Ustaların kaleminden;  Hz. Ömer

Sayın Ergun Göze’nin “Gözümle ve Gönlümle Tanıdıklarım” Kitabından…

 

Ergun GÖZE

“İslâm’ın âdil ve cesur reisi “…  İkinci halife… Peygamber (s.a.v) onun için buyurdu ki:  “ Benden başka birisi peygamber gönderilseydi, bu Ömer olurdu.” Peygamberimizin hanımı Hazreti Hafsa’nın babası… Hattaboğlu diye meşhur. İran fatihi… Bu sebeple İranlılar (Şiiler), Müslüman olduktan sonra da onu sevmemişler, Müslüman saymamışlar ve böylece dalalette kalmışlardır. Esasen ölümü de bir İranlının elinden olmuştur.

             

İslâm’a girişi bir şiir!              

Kabilesinin yiğidi Ömer’i, “Kim bizi şu atalarımızın dininden etmeye çalışan Muhammed’den kurtarır?” diye kışkırttılar. O kurtarırdı ancak. Kılıcını alıp çıktı yola. Amma yolda kız kardeşinin de Müslüman olduğunu öğrendi. Bu sefer ona haddini bildirmek üzere yolunu değiştirdi. Fakat orada kendini bir şey bekliyordu: KUR’AN… Yeni âyetler nazil olmuştu. Eniştesi ve kız kardeşi onları öğrenmeye çalışıyorlardı. Kız kardeşini hiddetle tokatlaması bardağı taşırdı.  Ve “ Evet biz Müslüman olduk, elinden geleni ardına koyma” diye haykırttı.         

Ömer, “Biraz önce okunan şey mi kız kardeşime bu büyük cesareti verdi, tokadımın kanlı izi yüzünde dururken, onu bana haykırttı?” diye duralayıp, “Bana da okuyunuz” dedi. Okunan âyetler karşısında bir ânî değişiklik, bir yumuşama… Âyetler, Allah’ın varlığını ve yüceliğini anlatıyordu. “Hiç de bizim putlarımız gibi değil” diyebildi. Ondan sonra söylediği söz, “Beni Peygambere götürün” oldu.  Hazreti Peygamber Erkam’ın evine çekilmişti.

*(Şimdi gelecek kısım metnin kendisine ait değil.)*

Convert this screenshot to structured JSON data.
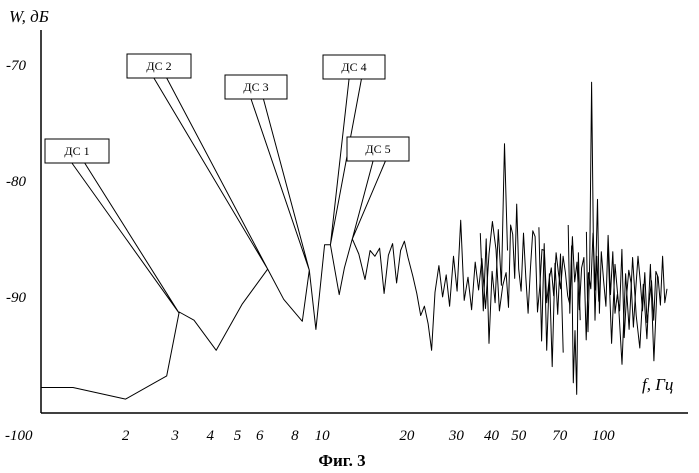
{
  "chart_data": {
    "type": "line",
    "caption": "Фиг. 3",
    "ylabel": "W, дБ",
    "xlabel": "f, Гц",
    "xscale": "log",
    "xlim": [
      1.0,
      200
    ],
    "ylim": [
      -100,
      -67
    ],
    "y_ticks": [
      "-70",
      "-80",
      "-90",
      "-100"
    ],
    "x_ticks": [
      "2",
      "3",
      "4",
      "5",
      "6",
      "8",
      "10",
      "20",
      "30",
      "40",
      "50",
      "70",
      "100"
    ],
    "grid": false,
    "callouts": [
      {
        "label": "ДС 1",
        "f": 3.1,
        "w": -91.4
      },
      {
        "label": "ДС 2",
        "f": 6.4,
        "w": -87.6
      },
      {
        "label": "ДС 3",
        "f": 9.0,
        "w": -87.7
      },
      {
        "label": "ДС 4",
        "f": 10.7,
        "w": -85.5
      },
      {
        "label": "ДС 5",
        "f": 12.8,
        "w": -85.0
      }
    ],
    "series": [
      {
        "x": [
          1.0,
          1.3,
          2.0,
          2.8,
          3.1,
          3.5,
          4.2,
          5.2,
          6.4,
          7.3,
          8.5,
          9.0,
          9.5,
          10.2,
          10.7,
          11.5,
          12.0,
          12.8,
          13.5,
          14.2,
          14.8,
          15.4,
          16.0,
          16.6,
          17.2,
          17.8,
          18.4,
          19.0,
          19.6,
          20.2,
          21.0,
          21.7,
          22.4,
          23.1,
          23.8,
          24.5,
          25.2,
          26.0,
          26.8,
          27.6,
          28.4,
          29.3,
          30.2,
          31.1,
          32.0,
          33.0,
          34.0,
          35.0,
          36.0,
          37.0,
          38.1,
          39.2,
          40.3,
          41.5,
          42.7,
          43.9,
          45.1,
          46.0,
          46.8,
          47.6,
          48.4,
          49.2,
          50.0,
          51.0,
          52.0,
          53.0,
          54.0,
          55.0,
          56.1,
          57.2,
          58.3,
          59.4,
          60.5,
          61.7,
          62.9,
          64.1,
          65.3,
          66.6,
          67.9,
          69.2,
          70.5,
          71.9,
          73.3,
          74.7,
          76.1,
          77.6,
          79.1,
          80.6,
          82.1,
          83.7,
          85.3,
          86.9,
          88.5,
          90.2,
          91.9,
          93.6,
          95.3,
          96.8,
          98.3,
          100.2,
          102.1,
          104.0,
          106.0,
          108.0,
          110.0,
          112.1,
          114.2,
          116.4,
          118.6,
          120.9,
          123.2,
          125.5,
          127.9,
          130.3,
          132.8,
          135.3,
          137.8,
          140.4,
          143.0,
          145.6,
          148.3,
          151.0,
          153.8,
          156.6,
          159.5,
          162.4,
          165.4,
          168.4
        ],
        "y": [
          -97.8,
          -97.8,
          -98.8,
          -96.8,
          -91.3,
          -92.0,
          -94.6,
          -90.6,
          -87.6,
          -90.2,
          -92.1,
          -87.7,
          -92.8,
          -85.5,
          -85.5,
          -89.8,
          -87.5,
          -85.0,
          -86.3,
          -88.5,
          -86.0,
          -86.5,
          -85.8,
          -89.7,
          -86.4,
          -85.4,
          -88.8,
          -86.0,
          -85.2,
          -86.6,
          -88.2,
          -89.7,
          -91.6,
          -90.8,
          -92.3,
          -94.6,
          -89.6,
          -87.3,
          -90.0,
          -88.1,
          -90.8,
          -86.5,
          -89.5,
          -83.4,
          -90.3,
          -88.3,
          -91.1,
          -87.0,
          -89.4,
          -86.7,
          -91.0,
          -86.3,
          -83.5,
          -85.9,
          -91.2,
          -89.0,
          -87.9,
          -90.9,
          -83.8,
          -84.6,
          -88.4,
          -82.0,
          -87.6,
          -89.5,
          -84.5,
          -88.3,
          -91.4,
          -87.6,
          -84.3,
          -84.8,
          -91.3,
          -89.1,
          -85.9,
          -86.0,
          -90.5,
          -88.6,
          -87.5,
          -89.9,
          -86.2,
          -87.9,
          -89.3,
          -86.5,
          -87.9,
          -89.9,
          -90.7,
          -84.8,
          -88.7,
          -87.0,
          -91.1,
          -87.5,
          -86.6,
          -93.7,
          -87.9,
          -89.3,
          -84.5,
          -89.4,
          -81.6,
          -91.4,
          -86.1,
          -88.6,
          -90.8,
          -84.7,
          -89.8,
          -86.1,
          -91.4,
          -89.8,
          -91.2,
          -85.9,
          -93.5,
          -90.0,
          -87.7,
          -88.8,
          -92.6,
          -89.4,
          -86.5,
          -88.7,
          -91.2,
          -87.9,
          -92.2,
          -90.4,
          -88.6,
          -92.0,
          -87.8,
          -88.3,
          -90.7,
          -86.5,
          -90.5,
          -89.3
        ]
      }
    ],
    "spikes": [
      {
        "x": [
          36.5,
          37.4,
          38.3,
          39.2,
          40.2,
          41.2,
          42.3,
          43.4,
          44.5,
          45.6
        ],
        "y": [
          -84.5,
          -91.2,
          -85.0,
          -94.0,
          -87.8,
          -90.5,
          -84.2,
          -89.0,
          -76.8,
          -86.0
        ]
      },
      {
        "x": [
          59.0,
          60.3,
          61.6,
          62.9,
          64.3,
          65.8,
          67.3,
          68.8,
          70.4,
          72.0
        ],
        "y": [
          -84.0,
          -93.8,
          -85.4,
          -94.6,
          -88.0,
          -96.0,
          -87.1,
          -91.5,
          -86.3,
          -94.8
        ]
      },
      {
        "x": [
          75.0,
          76.0,
          77.1,
          78.2,
          79.3,
          80.4,
          81.5,
          82.7
        ],
        "y": [
          -83.8,
          -91.4,
          -85.6,
          -97.4,
          -92.9,
          -98.4,
          -86.2,
          -92.0
        ]
      },
      {
        "x": [
          87.0,
          88.2,
          89.5,
          90.8,
          92.1,
          93.4,
          94.8,
          96.3
        ],
        "y": [
          -84.4,
          -93.0,
          -86.6,
          -71.5,
          -84.6,
          -92.0,
          -86.5,
          -90.4
        ]
      },
      {
        "x": [
          104.0,
          107.0,
          110.0,
          113.2,
          116.5,
          120.0,
          123.5,
          127.1,
          130.9,
          134.8,
          138.7,
          142.8,
          147.0,
          151.3,
          155.8
        ],
        "y": [
          -85.8,
          -94.0,
          -87.2,
          -90.6,
          -95.8,
          -88.0,
          -92.8,
          -86.6,
          -91.6,
          -94.4,
          -88.9,
          -93.6,
          -87.2,
          -95.5,
          -88.2
        ]
      }
    ]
  }
}
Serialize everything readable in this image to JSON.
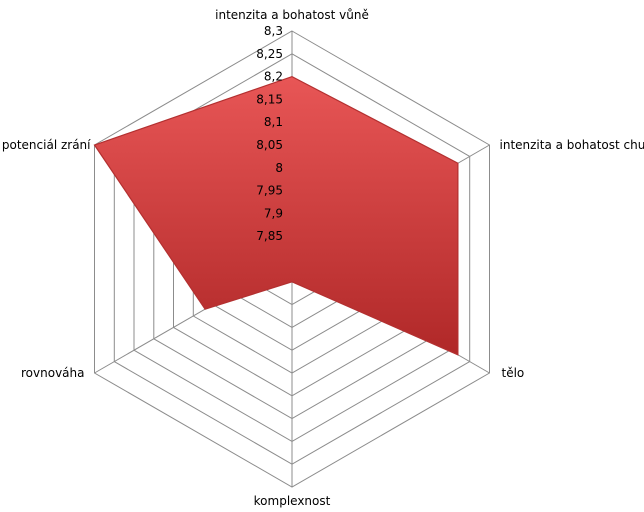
{
  "chart_data": {
    "type": "radar",
    "categories": [
      "intenzita a bohatost vůně",
      "intenzita a bohatost chuti",
      "tělo",
      "komplexnost",
      "rovnováha",
      "potenciál zrání"
    ],
    "series": [
      {
        "values": [
          8.2,
          8.22,
          8.22,
          7.85,
          8.02,
          8.3
        ]
      }
    ],
    "rlim": [
      7.8,
      8.3
    ],
    "ticks": [
      "8,3",
      "8,25",
      "8,2",
      "8,15",
      "8,1",
      "8,05",
      "8",
      "7,95",
      "7,9",
      "7,85"
    ],
    "grid": true,
    "legend": "none",
    "colors": {
      "fill_light": "#e85656",
      "fill_dark": "#b02828",
      "stroke": "#b33030",
      "grid": "#8c8c8c"
    }
  }
}
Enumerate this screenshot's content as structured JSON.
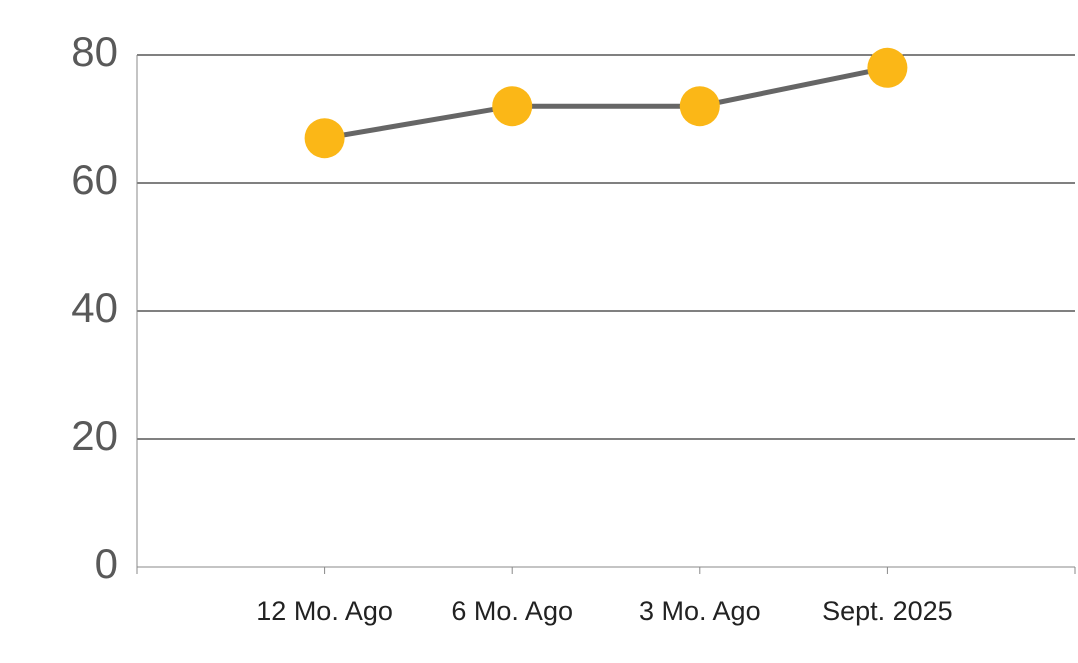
{
  "chart_data": {
    "type": "line",
    "categories": [
      "12 Mo. Ago",
      "6 Mo. Ago",
      "3 Mo. Ago",
      "Sept. 2025"
    ],
    "values": [
      67,
      72,
      72,
      78
    ],
    "line_color": "#666666",
    "marker_color": "#fbb717",
    "ylim": [
      0,
      80
    ],
    "yticks": [
      0,
      20,
      40,
      60,
      80
    ],
    "grid": true
  }
}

Gözcüler onun gelişinden şüphelendiler amma Allah’ın elçisi gülümsediler,

– “ Bırakın gelsin” buyurdular.

Bıraktılar.  Ömer geldi ve  kelime-i şehadet getirerek Müslümanlığını ilân etti.

Şairin ediği gibi  “Zerreler Umman olmuş, Ömer Müslüman olmuştu”.

Ömer… Kırkıncı Müslüman… Amma iş bununla da kalmadı. Ömer bu, böyle sıkıştırılmaya gelir mi? Hemence teklif etti: “Kalkın Kâbe’ye alenen namaz kılalım.” Ve ilk defa Müslümanlar, Ömer’le beraber Kâbe’de alenen namaz kıldılar.            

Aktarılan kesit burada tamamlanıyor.